As he began an evening meeting with military leaders at the White House, Trump promised to “make a decision tonight or very shortly thereafter.”

He said: “We have a lot of options militarily, and we’ll be letting you know pretty soon. Probably after the fact.”

The White House sharply rejected any suggestion that Trump’s own words about pulling U.S. troops out of Syria had opened the door for the attack, which killed more than 40 people, including children.

Trump, asked at midday whether Russian President Vladimir Putin bore any responsibility for the weekend attack, responded: “He may, yeah, he may. And if he does it’s going to be very tough, very tough.” He added: “Everybody’s gonna pay a price. He will. Everybody will.”

Then, during the meeting with top military leaders, he said the weekend assault “will be met and it will be met forcefully.”

Those at the meeting included National Security Advisor John Bolton, Defense Secretary Jim Mattis and the chairman of the Joint Chiefs of Staff, Gen. Joseph Dunford. Amid the tough talk at the White House, the U.S. military appeared to be in position to carry out any attack order. A Navy destroyer, the USS Donald Cook, was underway in the eastern Mediterranean after completing a port call in Cyprus.

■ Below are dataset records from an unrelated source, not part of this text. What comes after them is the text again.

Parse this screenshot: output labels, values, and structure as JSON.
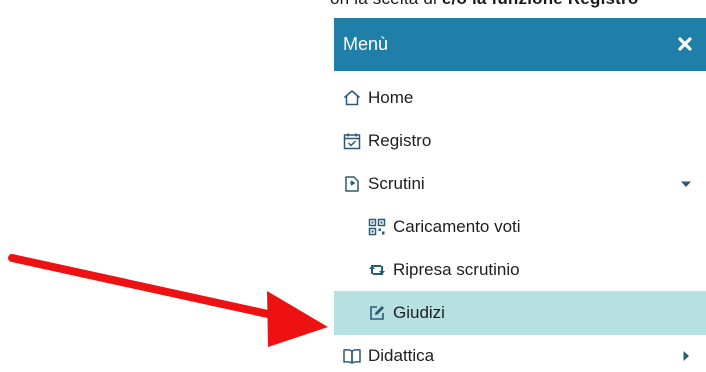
{
  "page": {
    "top_text_partial": "on la scelta di ",
    "top_text_bold": "e/o la funzione Registro"
  },
  "menu": {
    "title": "Menù",
    "close_icon": "close-icon",
    "header_color": "#1f7fa8",
    "active_color": "#b7e1e1",
    "items": [
      {
        "label": "Home",
        "icon": "home-icon",
        "level": 1
      },
      {
        "label": "Registro",
        "icon": "calendar-check-icon",
        "level": 1
      },
      {
        "label": "Scrutini",
        "icon": "scrutini-icon",
        "level": 1,
        "expanded": true
      },
      {
        "label": "Caricamento voti",
        "icon": "qr-code-icon",
        "level": 2
      },
      {
        "label": "Ripresa scrutinio",
        "icon": "retweet-icon",
        "level": 2
      },
      {
        "label": "Giudizi",
        "icon": "edit-icon",
        "level": 2,
        "active": true
      },
      {
        "label": "Didattica",
        "icon": "book-open-icon",
        "level": 1,
        "expanded": false
      }
    ]
  },
  "annotation": {
    "arrow_color": "#ee1111",
    "points_to": "Giudizi"
  }
}
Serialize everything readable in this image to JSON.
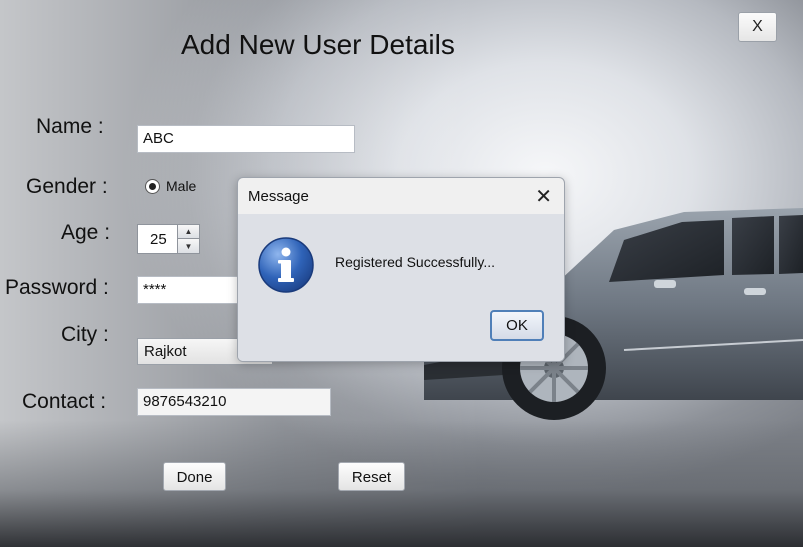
{
  "window": {
    "close_label": "X",
    "title": "Add New User Details"
  },
  "form": {
    "name_label": "Name :",
    "name_value": "ABC",
    "gender_label": "Gender :",
    "gender_option": "Male",
    "age_label": "Age :",
    "age_value": "25",
    "password_label": "Password :",
    "password_value": "****",
    "city_label": "City :",
    "city_value": "Rajkot",
    "contact_label": "Contact :",
    "contact_value": "9876543210",
    "done_label": "Done",
    "reset_label": "Reset"
  },
  "dialog": {
    "title": "Message",
    "close_glyph": "✕",
    "message": "Registered Successfully...",
    "ok_label": "OK",
    "icon": "info-icon"
  },
  "colors": {
    "dialog_ok_border": "#4f7fb8",
    "info_icon_blue": "#2f63b8"
  }
}
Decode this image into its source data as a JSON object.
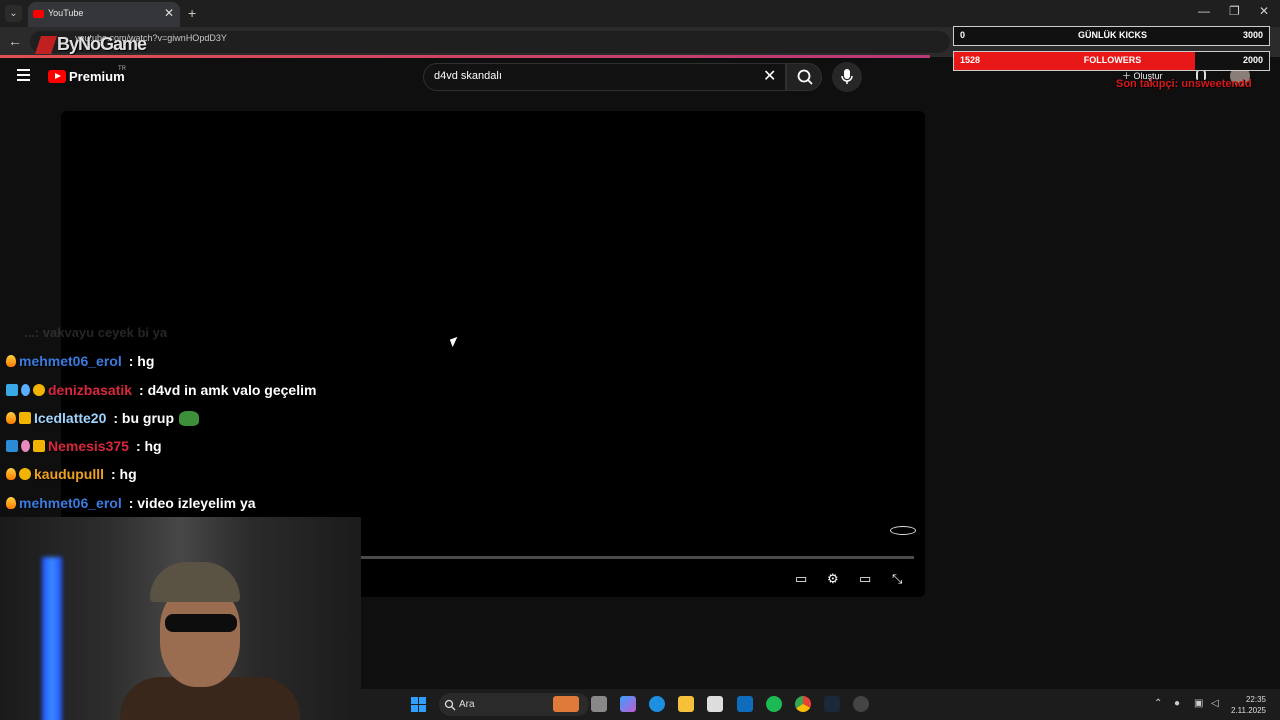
{
  "browser": {
    "tab_title": "YouTube",
    "url": "youtube.com/watch?v=giwnHOpdD3Y"
  },
  "watermark": "ByNoGame",
  "youtube": {
    "logo_text": "Premium",
    "region": "TR",
    "search_value": "d4vd skandalı",
    "create_label": "Oluştur"
  },
  "overlay": {
    "kicks": {
      "label": "GÜNLÜK KICKS",
      "current": "0",
      "goal": "3000"
    },
    "followers": {
      "label": "FOLLOWERS",
      "current": "1528",
      "goal": "2000",
      "progress": 0.764
    },
    "last_follower": "Son takipçi: unsweetendd"
  },
  "chat": {
    "faded_line": "...: vakvayu ceyek bi ya",
    "messages": [
      {
        "user": "mehmet06_erol",
        "text": ": hg",
        "color": "#3a7be0"
      },
      {
        "user": "denizbasatik",
        "text": ": d4vd in amk valo geçelim",
        "color": "#d8283c"
      },
      {
        "user": "Icedlatte20",
        "text": ": bu grup",
        "color": "#9fd4ff"
      },
      {
        "user": "Nemesis375",
        "text": ": hg",
        "color": "#d8283c"
      },
      {
        "user": "kaudupulll",
        "text": ": hg",
        "color": "#f0a020"
      },
      {
        "user": "mehmet06_erol",
        "text": ": video izleyelim ya",
        "color": "#3a7be0"
      }
    ]
  },
  "taskbar": {
    "search_label": "Ara",
    "time": "22:35",
    "date": "2.11.2025"
  },
  "colors": {
    "youtube_red": "#ff0000",
    "follower_bar": "#e81818",
    "taskbar_accent": "#2f9fff"
  }
}
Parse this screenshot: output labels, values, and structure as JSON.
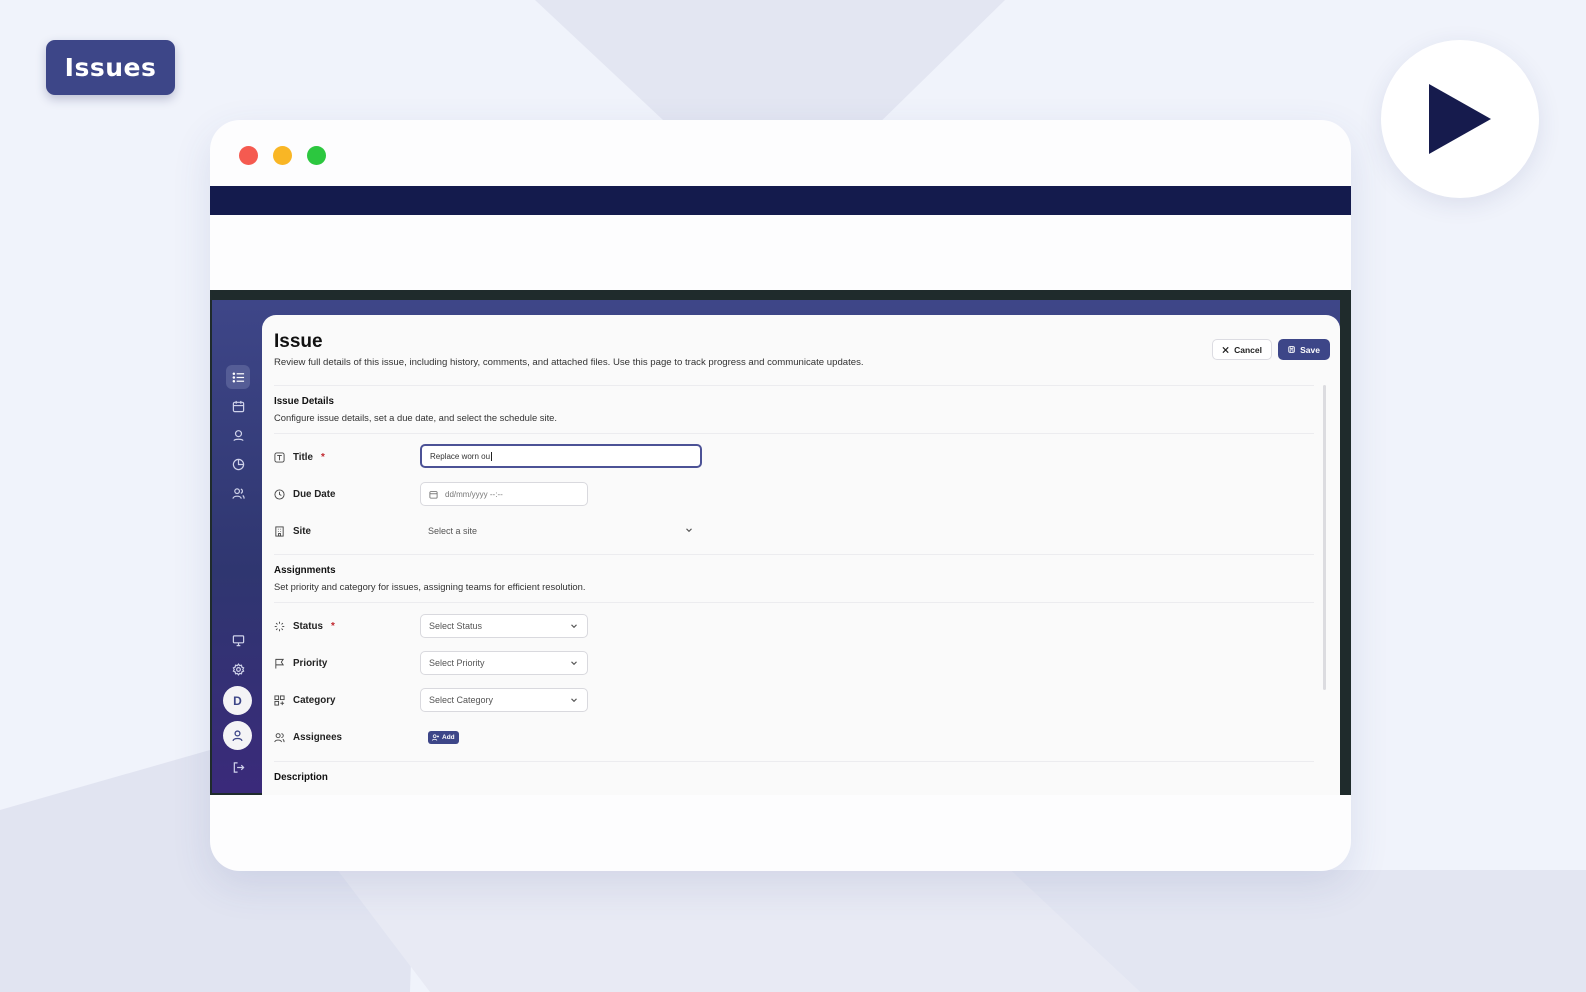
{
  "badge": {
    "label": "Issues"
  },
  "play": {
    "icon": "play-icon"
  },
  "window": {
    "controls": [
      "close",
      "minimize",
      "maximize"
    ],
    "colors": {
      "close": "#f55a50",
      "minimize": "#f9b625",
      "maximize": "#2cc73f",
      "nav_bar": "#141b4d"
    }
  },
  "sidebar": {
    "top_items": [
      {
        "name": "list-icon",
        "active": true
      },
      {
        "name": "calendar-icon",
        "active": false
      },
      {
        "name": "location-pin-icon",
        "active": false
      },
      {
        "name": "pie-chart-icon",
        "active": false
      },
      {
        "name": "users-icon",
        "active": false
      }
    ],
    "bottom_items": [
      {
        "name": "monitor-icon"
      },
      {
        "name": "gear-icon"
      }
    ],
    "avatar_initial": "D",
    "logout_icon": "logout-icon"
  },
  "page": {
    "title": "Issue",
    "subtitle": "Review full details of this issue, including history, comments, and attached files. Use this page to track progress and communicate updates.",
    "cancel_label": "Cancel",
    "save_label": "Save"
  },
  "issue_details": {
    "title": "Issue Details",
    "subtitle": "Configure issue details, set a due date, and select the schedule site.",
    "fields": {
      "title_label": "Title",
      "title_value": "Replace worn ou",
      "due_date_label": "Due Date",
      "due_date_placeholder": "dd/mm/yyyy --:--",
      "site_label": "Site",
      "site_placeholder": "Select a site"
    }
  },
  "assignments": {
    "title": "Assignments",
    "subtitle": "Set priority and category for issues, assigning teams for efficient resolution.",
    "fields": {
      "status_label": "Status",
      "status_placeholder": "Select Status",
      "priority_label": "Priority",
      "priority_placeholder": "Select Priority",
      "category_label": "Category",
      "category_placeholder": "Select Category",
      "assignees_label": "Assignees",
      "add_label": "Add"
    }
  },
  "description": {
    "title": "Description"
  },
  "colors": {
    "brand": "#3d4688",
    "required": "#c0262d"
  }
}
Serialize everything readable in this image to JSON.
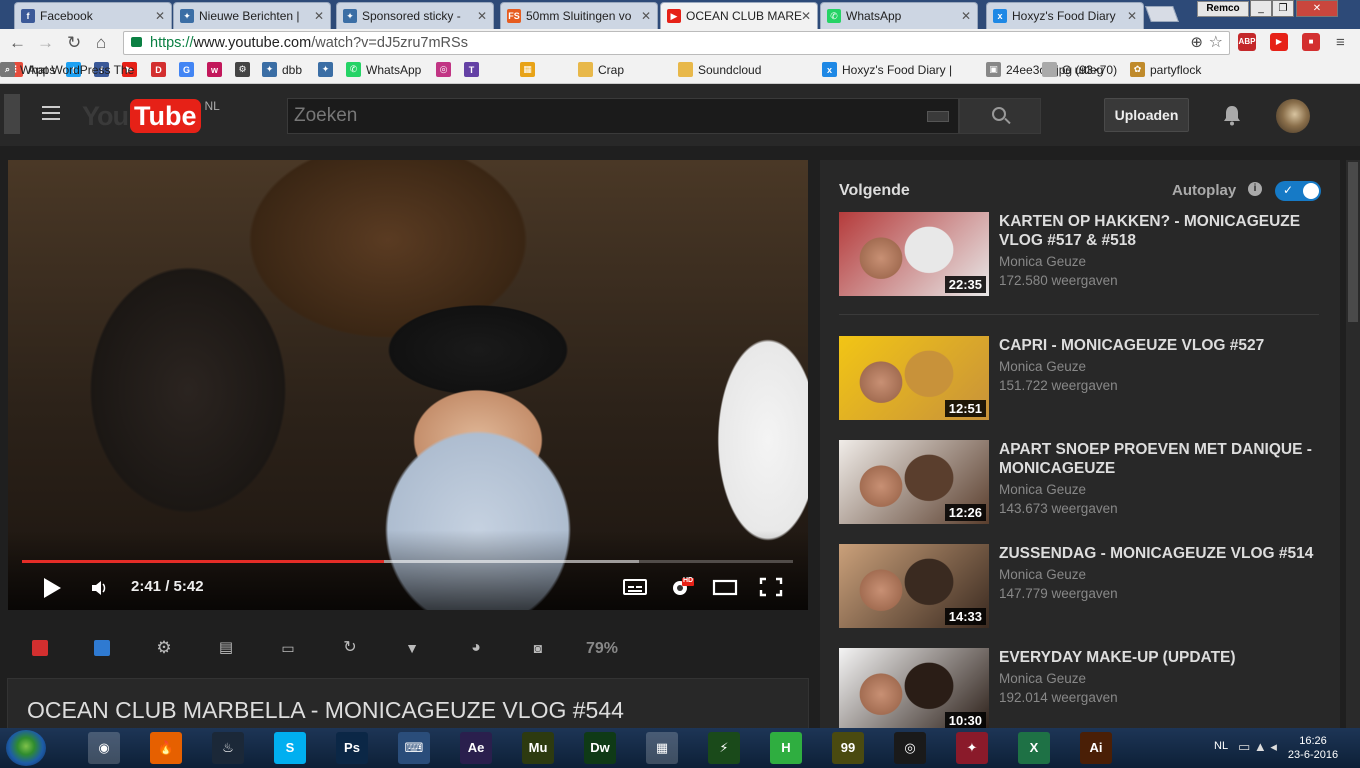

The Russian military, which has a presence in Syria as a key Assad ally, said its officers had visited the weekend site in a suburb of Damascus, the Syrian capital, and found no evidence to back up reports of poison gas being used. Russia’s U.N. ambassador, Vassily Nebenzia, accused Washington of deliberately stoking international tensions by threatening Russia in a tone “beyond the threshold of what is acceptable, even during the Cold War.”

Trump said there was little question that Syria was responsible for the apparent weekend attack.